/TCGA_benchmarking_workflow

Primary LanguageHTMLGNU Lesser General Public License v2.1LGPL-2.1

OpenEBench assessment workflow with Nextflow

Example pipeline with Nextflow used to assess results, comparing the metrics being computed with this workflow with TCGA results.

Nextflow workflows following the same structure as this repo's example will be integratable into the OpenEBench Virtual Research Environment (VRE).

Description

The workflow takes an input file with Cancer Driver Genes predictions (i.e. the results provided by a participant), computes a set of metrics, and compares them against the data currently stored in OpenEBench within the TCGA community. Two assessment metrics are provided for that predicitions. Also, some plots (which are optional) that allow to visualize the performance of the tool are generated. The workflow consists in three standard steps, defined by OpenEBench. The tools needed to run these steps must be in one or more Docker images, generated from Docker containers. Separated instances are spawned from these images for each step:

  1. Validation: the input file format is checked and, if required, the content of the file is validated (e.g check whether the submitted gene IDs exist)
  2. Metrics Computation: the predictions are compared with the 'Gold Standards' provided by the community, which results in two performance metrics - precision (Positive Predictive Value) and recall(True Positive Rate).
  3. Results Consolidation: the benchmark itself is performed by merging the tool metrics with the rest of TCGA data. The results are provided in JSON format and SVG format (scatter plot).

workflow

Data

Usage

In order to use the workflow you need to:

  • Install Nextflow
  • Clone this repository in a separate directory, and build locally the three Docker images found in it, running the build.sh script within that repo.
  • Run it just using nextflow run main.nf.
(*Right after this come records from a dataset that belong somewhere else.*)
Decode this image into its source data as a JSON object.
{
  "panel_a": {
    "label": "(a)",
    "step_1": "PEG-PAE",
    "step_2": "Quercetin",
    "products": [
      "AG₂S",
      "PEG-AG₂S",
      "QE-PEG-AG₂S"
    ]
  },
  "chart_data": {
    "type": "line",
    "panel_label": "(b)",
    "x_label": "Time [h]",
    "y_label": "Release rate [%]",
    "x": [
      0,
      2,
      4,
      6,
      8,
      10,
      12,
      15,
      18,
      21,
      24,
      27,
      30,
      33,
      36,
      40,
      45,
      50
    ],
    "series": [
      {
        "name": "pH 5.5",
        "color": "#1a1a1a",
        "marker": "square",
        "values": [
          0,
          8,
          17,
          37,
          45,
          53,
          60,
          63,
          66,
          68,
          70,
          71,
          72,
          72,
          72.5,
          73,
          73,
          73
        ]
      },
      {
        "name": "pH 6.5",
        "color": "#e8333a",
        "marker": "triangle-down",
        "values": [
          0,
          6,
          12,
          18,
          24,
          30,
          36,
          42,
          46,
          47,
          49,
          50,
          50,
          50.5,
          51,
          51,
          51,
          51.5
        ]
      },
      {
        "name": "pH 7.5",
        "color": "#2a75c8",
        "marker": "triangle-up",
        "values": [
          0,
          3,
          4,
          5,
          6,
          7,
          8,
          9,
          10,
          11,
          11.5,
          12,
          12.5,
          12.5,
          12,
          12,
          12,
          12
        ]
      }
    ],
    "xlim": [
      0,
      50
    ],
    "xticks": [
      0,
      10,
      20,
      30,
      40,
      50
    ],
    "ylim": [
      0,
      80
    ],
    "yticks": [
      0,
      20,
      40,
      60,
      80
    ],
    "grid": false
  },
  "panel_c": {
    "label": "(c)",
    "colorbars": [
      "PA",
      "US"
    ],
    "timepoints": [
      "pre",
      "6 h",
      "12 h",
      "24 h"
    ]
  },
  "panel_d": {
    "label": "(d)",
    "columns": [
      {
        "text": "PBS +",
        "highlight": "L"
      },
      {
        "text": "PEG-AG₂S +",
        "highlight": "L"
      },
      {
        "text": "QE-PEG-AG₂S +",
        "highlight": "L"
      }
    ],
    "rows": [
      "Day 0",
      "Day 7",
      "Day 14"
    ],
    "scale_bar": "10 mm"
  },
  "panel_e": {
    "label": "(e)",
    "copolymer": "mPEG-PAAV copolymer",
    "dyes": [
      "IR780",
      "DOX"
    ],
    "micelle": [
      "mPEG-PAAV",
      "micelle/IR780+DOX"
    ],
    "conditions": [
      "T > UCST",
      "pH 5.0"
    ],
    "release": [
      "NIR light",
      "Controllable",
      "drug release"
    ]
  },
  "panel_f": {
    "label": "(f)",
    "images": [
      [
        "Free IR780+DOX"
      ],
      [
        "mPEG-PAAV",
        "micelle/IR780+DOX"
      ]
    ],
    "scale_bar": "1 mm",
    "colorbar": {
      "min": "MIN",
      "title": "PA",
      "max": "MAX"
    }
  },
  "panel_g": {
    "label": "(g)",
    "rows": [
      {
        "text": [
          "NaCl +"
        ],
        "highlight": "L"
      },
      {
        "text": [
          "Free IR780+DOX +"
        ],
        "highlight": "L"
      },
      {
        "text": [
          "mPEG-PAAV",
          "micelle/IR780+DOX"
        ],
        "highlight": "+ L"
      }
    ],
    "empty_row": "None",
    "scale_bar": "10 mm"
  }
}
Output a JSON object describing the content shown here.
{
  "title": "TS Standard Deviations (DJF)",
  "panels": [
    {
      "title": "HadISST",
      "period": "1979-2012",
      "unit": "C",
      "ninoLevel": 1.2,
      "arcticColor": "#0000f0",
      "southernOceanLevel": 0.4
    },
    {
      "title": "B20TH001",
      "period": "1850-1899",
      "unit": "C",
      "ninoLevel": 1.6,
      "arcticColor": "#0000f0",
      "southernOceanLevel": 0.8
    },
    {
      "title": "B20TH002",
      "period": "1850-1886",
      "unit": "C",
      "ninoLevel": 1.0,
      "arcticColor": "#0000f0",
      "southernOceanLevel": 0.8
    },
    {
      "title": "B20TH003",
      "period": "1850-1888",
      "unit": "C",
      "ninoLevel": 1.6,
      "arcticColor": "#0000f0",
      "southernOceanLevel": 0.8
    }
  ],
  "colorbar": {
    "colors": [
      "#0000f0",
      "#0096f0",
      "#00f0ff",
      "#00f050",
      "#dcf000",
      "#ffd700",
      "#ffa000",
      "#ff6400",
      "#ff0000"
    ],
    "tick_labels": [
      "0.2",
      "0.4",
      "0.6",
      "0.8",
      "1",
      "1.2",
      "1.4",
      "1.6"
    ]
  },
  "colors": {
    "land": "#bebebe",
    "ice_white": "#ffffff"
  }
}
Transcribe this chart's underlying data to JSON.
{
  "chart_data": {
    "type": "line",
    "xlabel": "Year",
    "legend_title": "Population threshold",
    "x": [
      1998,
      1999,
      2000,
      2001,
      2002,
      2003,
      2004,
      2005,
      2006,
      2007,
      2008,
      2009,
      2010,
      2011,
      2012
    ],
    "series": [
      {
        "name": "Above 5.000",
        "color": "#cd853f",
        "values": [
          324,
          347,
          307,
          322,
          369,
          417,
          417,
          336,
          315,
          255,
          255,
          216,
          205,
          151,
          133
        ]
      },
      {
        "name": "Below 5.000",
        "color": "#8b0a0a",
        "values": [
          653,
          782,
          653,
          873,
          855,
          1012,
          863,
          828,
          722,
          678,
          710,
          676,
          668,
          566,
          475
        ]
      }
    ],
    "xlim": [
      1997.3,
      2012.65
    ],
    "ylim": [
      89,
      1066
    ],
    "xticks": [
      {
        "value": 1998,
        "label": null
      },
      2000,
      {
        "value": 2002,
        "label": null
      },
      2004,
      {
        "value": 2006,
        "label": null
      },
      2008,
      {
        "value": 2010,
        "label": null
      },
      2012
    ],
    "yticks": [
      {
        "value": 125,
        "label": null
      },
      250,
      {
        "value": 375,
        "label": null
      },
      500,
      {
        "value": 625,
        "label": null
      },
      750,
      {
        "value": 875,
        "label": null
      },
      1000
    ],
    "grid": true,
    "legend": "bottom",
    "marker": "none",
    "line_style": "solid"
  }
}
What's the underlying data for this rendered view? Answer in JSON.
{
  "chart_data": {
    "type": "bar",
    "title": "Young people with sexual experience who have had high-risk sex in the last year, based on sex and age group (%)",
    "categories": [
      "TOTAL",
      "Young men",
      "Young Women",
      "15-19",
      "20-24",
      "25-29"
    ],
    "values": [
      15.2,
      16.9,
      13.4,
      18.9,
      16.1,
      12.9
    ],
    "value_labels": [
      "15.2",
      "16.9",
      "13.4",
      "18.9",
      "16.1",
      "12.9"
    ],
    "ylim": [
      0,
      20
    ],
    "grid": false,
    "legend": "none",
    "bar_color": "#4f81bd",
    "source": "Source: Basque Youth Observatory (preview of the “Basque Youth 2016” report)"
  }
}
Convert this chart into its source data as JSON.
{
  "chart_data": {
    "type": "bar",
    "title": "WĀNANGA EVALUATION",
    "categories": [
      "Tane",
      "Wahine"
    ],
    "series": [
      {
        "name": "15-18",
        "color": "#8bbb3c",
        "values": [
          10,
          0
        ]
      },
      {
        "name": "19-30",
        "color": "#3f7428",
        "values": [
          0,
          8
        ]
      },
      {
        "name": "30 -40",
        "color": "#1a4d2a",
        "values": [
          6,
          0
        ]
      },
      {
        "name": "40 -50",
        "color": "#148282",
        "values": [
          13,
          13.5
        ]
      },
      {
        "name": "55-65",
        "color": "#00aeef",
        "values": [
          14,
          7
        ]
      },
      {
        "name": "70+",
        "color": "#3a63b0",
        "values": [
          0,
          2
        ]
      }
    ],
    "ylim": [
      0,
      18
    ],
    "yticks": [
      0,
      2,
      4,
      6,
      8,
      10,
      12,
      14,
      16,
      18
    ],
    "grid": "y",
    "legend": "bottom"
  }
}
Arguments specifications:
	    Usage:
	    Run the pipeline with default parameters:
	    nextflow run main.nf

	    Run with user parameters:
 	    nextflow run main.nf --input {driver.genes.file} --public_ref_dir {validation.reference.file} --participant_id {tool.name} --goldstandard_dir {gold.standards.dir} --cancer_types {analyzed.cancer.types} --assess_dir {benchmark.data.dir} --results_dir {output.dir}

	    Mandatory arguments:
                --input		List of cancer genes prediction
				--community_id			Name or OEB permanent ID for the benchmarking community
                --public_ref_dir 		Directory with list of cancer genes used to validate the predictions
                --participant_id  		Name of the tool used for prediction
                --goldstandard_dir 		Dir that contains metrics reference datasets for all cancer types
                --event_id  		List of types of cancer selected by the user, separated by spaces
                --assess_dir			Dir where the data for the benchmark are stored

	    Other options:
                --validation_result		The output directory where the results from validation step will be saved
				--assessment_results	The output directory where the results from the computed metrics step will be saved
				--outdir	The output directory where the consolidation of the benchmark will be saved
				--statsdir	The output directory with nextflow statistics
				--data_model_export_dir	The output dir where json file with benchmarking data model contents will be saved
	  			--otherdir					The output directory where custom results will be saved (no directory inside)
	    Flags:
                --help			Display this message

Default input parameters and Docker images to use for each step can be specified in the config file. NOTE: In order to make your workflow compatible with the OpenEBench VRE Nextflow Executor, please make sure to use the same parameter names in your workflow.